The child was raised by Rachel Ncube, her maternal grandmother. Grandmother Ncube taught her to sing. A working farmer, she would strap the little girl to her back as she worked the fields. But when Prudence turned 7, she knew she couldn't school her. So she sent her to live with her father and his new family.

There, Prudence fell prey to neglect and isolation. Her stepmother refused to touch her, and called her a worthless, helpless 'ant.' For two years, Prudence lived like an animal--crawling on the floor and sleeping in her own urine, and worse. Every day, she dragged herself to a mango tree in the backyard, and told herself that her nightmare will end someday. She was despondent enough to attempt suicide--twice.

There is a haven away from this pain: King George VI School & Centre for Children with Physical Disabilities (KG6). Privately funded, KG6 struggles on the brink of destitution. Yet every year, hundreds of disabled children blossom and thrive.

Prudence gets a scholarship to KG6, and her new life begins.

She gets a wheelchair. She goes to school. She begins singing in earnest.

Liyana becomes Prudence's family. Her new friends understand her journey. They rehearse together, joke and laugh, and collaborate to write new songs.

Bulawayo provides the film's colorful backdrop. Like the rest of the country, Zimbabwe's second largest city is largely dysfunctional. Water stoppages and electrical blackouts are daily events. The supermarkets have no food, so residents are forced to use the black market for necessities. Inflation and crime run rampant.

Prudence teaches at KG6. She collects a salary, room, and board. Despite her disabilities, she is one of Zimbabwe's rare, employed citizens. She speaks in a soft voice with a British lilt--spiked with jokes and playfulness and spirit.

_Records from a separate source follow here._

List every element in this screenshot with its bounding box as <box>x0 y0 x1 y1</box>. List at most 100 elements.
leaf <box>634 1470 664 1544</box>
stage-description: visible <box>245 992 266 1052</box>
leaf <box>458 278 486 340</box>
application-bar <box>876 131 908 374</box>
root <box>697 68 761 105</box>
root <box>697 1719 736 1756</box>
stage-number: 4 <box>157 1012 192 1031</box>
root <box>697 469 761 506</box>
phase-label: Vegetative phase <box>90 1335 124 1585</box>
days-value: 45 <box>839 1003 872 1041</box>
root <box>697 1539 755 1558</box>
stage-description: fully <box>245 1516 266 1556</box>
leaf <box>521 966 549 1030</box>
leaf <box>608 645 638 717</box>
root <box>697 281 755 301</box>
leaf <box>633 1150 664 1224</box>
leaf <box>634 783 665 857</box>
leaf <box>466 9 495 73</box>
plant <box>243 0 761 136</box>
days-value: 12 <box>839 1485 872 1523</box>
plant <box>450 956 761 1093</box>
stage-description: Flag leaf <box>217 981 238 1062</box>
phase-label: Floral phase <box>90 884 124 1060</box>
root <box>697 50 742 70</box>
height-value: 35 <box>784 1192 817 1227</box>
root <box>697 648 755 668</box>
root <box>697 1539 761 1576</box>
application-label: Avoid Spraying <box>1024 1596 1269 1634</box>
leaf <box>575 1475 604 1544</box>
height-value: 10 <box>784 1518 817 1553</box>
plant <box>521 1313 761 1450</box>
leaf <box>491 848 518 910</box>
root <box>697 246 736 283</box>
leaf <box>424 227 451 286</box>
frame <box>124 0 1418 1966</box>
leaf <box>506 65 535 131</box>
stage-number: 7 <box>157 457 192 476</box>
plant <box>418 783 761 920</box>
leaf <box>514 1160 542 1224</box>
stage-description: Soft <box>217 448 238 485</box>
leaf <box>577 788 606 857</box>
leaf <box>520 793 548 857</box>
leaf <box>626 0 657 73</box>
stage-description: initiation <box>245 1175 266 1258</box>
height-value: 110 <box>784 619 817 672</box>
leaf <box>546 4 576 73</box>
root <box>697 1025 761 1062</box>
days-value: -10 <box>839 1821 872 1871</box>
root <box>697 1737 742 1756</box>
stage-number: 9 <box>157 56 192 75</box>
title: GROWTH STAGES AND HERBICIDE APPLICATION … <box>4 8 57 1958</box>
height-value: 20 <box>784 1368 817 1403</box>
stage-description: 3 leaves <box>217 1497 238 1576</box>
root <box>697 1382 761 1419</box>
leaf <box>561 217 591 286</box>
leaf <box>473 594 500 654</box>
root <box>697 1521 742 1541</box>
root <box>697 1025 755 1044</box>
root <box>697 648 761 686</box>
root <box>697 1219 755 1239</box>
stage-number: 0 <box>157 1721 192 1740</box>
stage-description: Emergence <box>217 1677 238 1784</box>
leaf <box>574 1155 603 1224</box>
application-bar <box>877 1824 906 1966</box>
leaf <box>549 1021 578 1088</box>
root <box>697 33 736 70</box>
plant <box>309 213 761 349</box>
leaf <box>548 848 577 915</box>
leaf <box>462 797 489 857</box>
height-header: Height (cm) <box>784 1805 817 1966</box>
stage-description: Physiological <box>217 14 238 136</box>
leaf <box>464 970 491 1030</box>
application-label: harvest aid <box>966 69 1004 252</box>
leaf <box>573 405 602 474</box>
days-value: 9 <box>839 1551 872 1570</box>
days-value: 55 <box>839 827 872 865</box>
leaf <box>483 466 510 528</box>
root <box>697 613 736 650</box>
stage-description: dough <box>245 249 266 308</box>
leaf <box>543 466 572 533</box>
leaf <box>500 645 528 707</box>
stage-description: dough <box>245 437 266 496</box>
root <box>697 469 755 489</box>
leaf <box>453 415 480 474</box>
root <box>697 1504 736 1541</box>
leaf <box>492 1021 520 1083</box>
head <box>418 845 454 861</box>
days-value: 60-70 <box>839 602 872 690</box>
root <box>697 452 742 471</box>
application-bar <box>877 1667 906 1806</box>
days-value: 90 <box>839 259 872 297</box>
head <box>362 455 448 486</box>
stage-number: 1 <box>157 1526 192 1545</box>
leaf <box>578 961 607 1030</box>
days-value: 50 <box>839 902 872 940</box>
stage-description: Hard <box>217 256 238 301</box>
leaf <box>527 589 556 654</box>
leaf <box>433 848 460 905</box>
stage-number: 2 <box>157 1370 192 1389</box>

She is transformed.

The movie's final scene is a concert by Liyana. The crowd applauds and whistles, then the screen darkens, leaving only Prudence's lustrous, smiling face. Recalling the opening sequence, her face is in perfect symmetry to the African sky, rushing and streaming towards hope.

Few Oscar films have packed in more profundity per minute than this tale of Prudence Mabhena, 21, and seven other disabled young musicians in Zimbabwe transcending bigotry and isolation through art and fellowship." iThemba productions.

We salute you all at KG!V. We salute Prudence and the amazing Liyana Band. We salute Elinor Burkett and Roger Ross Williams and we salute unequivocally Inez Hussey and the staff of KG1V.